“We wish (the IoT) was only a tech issue,” Fait says. “To make a smart IoT ecosystem, so the user has a positive experience and you have a good flow of features and data, a lot of things have to come together - the designers, the hardware people, software, manufacturing. What we see in a lot of companies is strict divisions between the departments, with hierarchies and politics, when what you need is a cross-functional collaboration journey.”
The automation that IoT enables also isn’t always well received - especially among those responsible for manual processes and oversight that automation may alter or phase out, whether due to simple risk aversion or fears of obsolescence. This can be addressed by taking steps to adopt technology in a transparent and sensitive way.
“Something we’ve seen throughout the projects we’ve been working on, is that because there are often manufacturing timelines where everything has checkpoints and legal restrictions, or requirements that mean someone has to sign off on something at certain points of time, a high degree of automation is something they really hesitate to introduce,” says Grewenig.
Another issue is that because the IoT links devices, it’s mistakenly identified as being mainly about the hardware. Yet to leverage it successfully, “you have to become a software company, learn and understand what good software looks like and what the capabilities are,” says Fait. “The software is what adds the functionality and produces the actual benefit, not the sensor or device itself.”
Because software development is a key success factor, businesses should also be mindful of the limitations placed on the IoT by varying standards and protocols, and how these can sometimes prevent software from achieving the desired goals.
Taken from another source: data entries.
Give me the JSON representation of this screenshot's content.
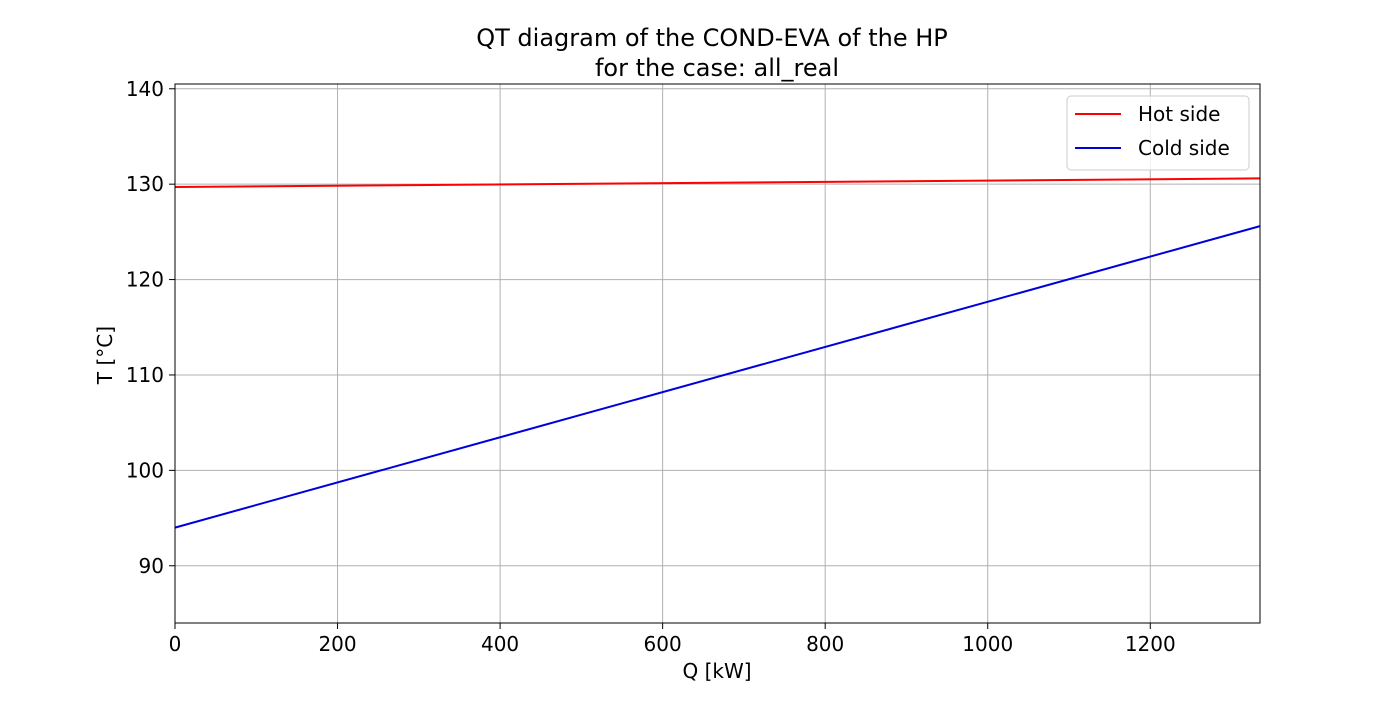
{
  "chart_data": {
    "type": "line",
    "title_line1": "QT diagram of the COND-EVA of the HP",
    "title_line2": "for the case: all_real",
    "xlabel": "Q [kW]",
    "ylabel": "T [°C]",
    "xlim": [
      0,
      1335
    ],
    "ylim": [
      84,
      140.5
    ],
    "x_ticks": [
      0,
      200,
      400,
      600,
      800,
      1000,
      1200
    ],
    "y_ticks": [
      90,
      100,
      110,
      120,
      130,
      140
    ],
    "x_tick_labels": [
      "0",
      "200",
      "400",
      "600",
      "800",
      "1000",
      "1200"
    ],
    "y_tick_labels": [
      "90",
      "100",
      "110",
      "120",
      "130",
      "140"
    ],
    "grid": true,
    "legend_position": "top-right",
    "series": [
      {
        "name": "Hot side",
        "color": "#ff0000",
        "x": [
          0,
          1335
        ],
        "y": [
          129.7,
          130.6
        ]
      },
      {
        "name": "Cold side",
        "color": "#0000dd",
        "x": [
          0,
          1335
        ],
        "y": [
          94.0,
          125.6
        ]
      }
    ]
  }
}
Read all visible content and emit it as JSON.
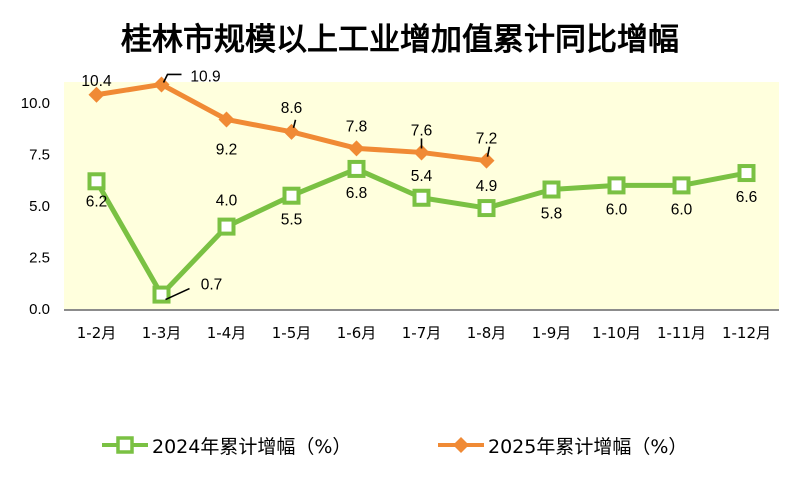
{
  "chart_data": {
    "type": "line",
    "title": "桂林市规模以上工业增加值累计同比增幅",
    "xlabel": "",
    "ylabel": "",
    "categories": [
      "1-2月",
      "1-3月",
      "1-4月",
      "1-5月",
      "1-6月",
      "1-7月",
      "1-8月",
      "1-9月",
      "1-10月",
      "1-11月",
      "1-12月"
    ],
    "ylim": [
      0,
      11
    ],
    "yticks": [
      "0.0",
      "2.5",
      "5.0",
      "7.5",
      "10.0"
    ],
    "ytick_values": [
      0,
      2.5,
      5,
      7.5,
      10
    ],
    "grid": false,
    "plot_background": "#FFFFDD",
    "legend_position": "bottom",
    "series": [
      {
        "name": "2024年累计增幅（%）",
        "color": "#7AC143",
        "marker": "square-hollow",
        "values": [
          6.2,
          0.7,
          4.0,
          5.5,
          6.8,
          5.4,
          4.9,
          5.8,
          6.0,
          6.0,
          6.6
        ],
        "labels": [
          "6.2",
          "0.7",
          "4.0",
          "5.5",
          "6.8",
          "5.4",
          "4.9",
          "5.8",
          "6.0",
          "6.0",
          "6.6"
        ]
      },
      {
        "name": "2025年累计增幅（%）",
        "color": "#F08A35",
        "marker": "diamond",
        "values": [
          10.4,
          10.9,
          9.2,
          8.6,
          7.8,
          7.6,
          7.2,
          null,
          null,
          null,
          null
        ],
        "labels": [
          "10.4",
          "10.9",
          "9.2",
          "8.6",
          "7.8",
          "7.6",
          "7.2"
        ]
      }
    ]
  }
}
“In many use cases the hindrances are the boundaries between companies and different manufacturers and brands,” Fait says. “Take the smart meter example - you have the manufacturer, the electricity company, the owners or manufacturers of the household devices, and all those things have to come together and talk to each other. When the hype around IoT started everybody was talking about common standards so we could make really good ecosystems out of anything, but we haven’t seen that actually take off.”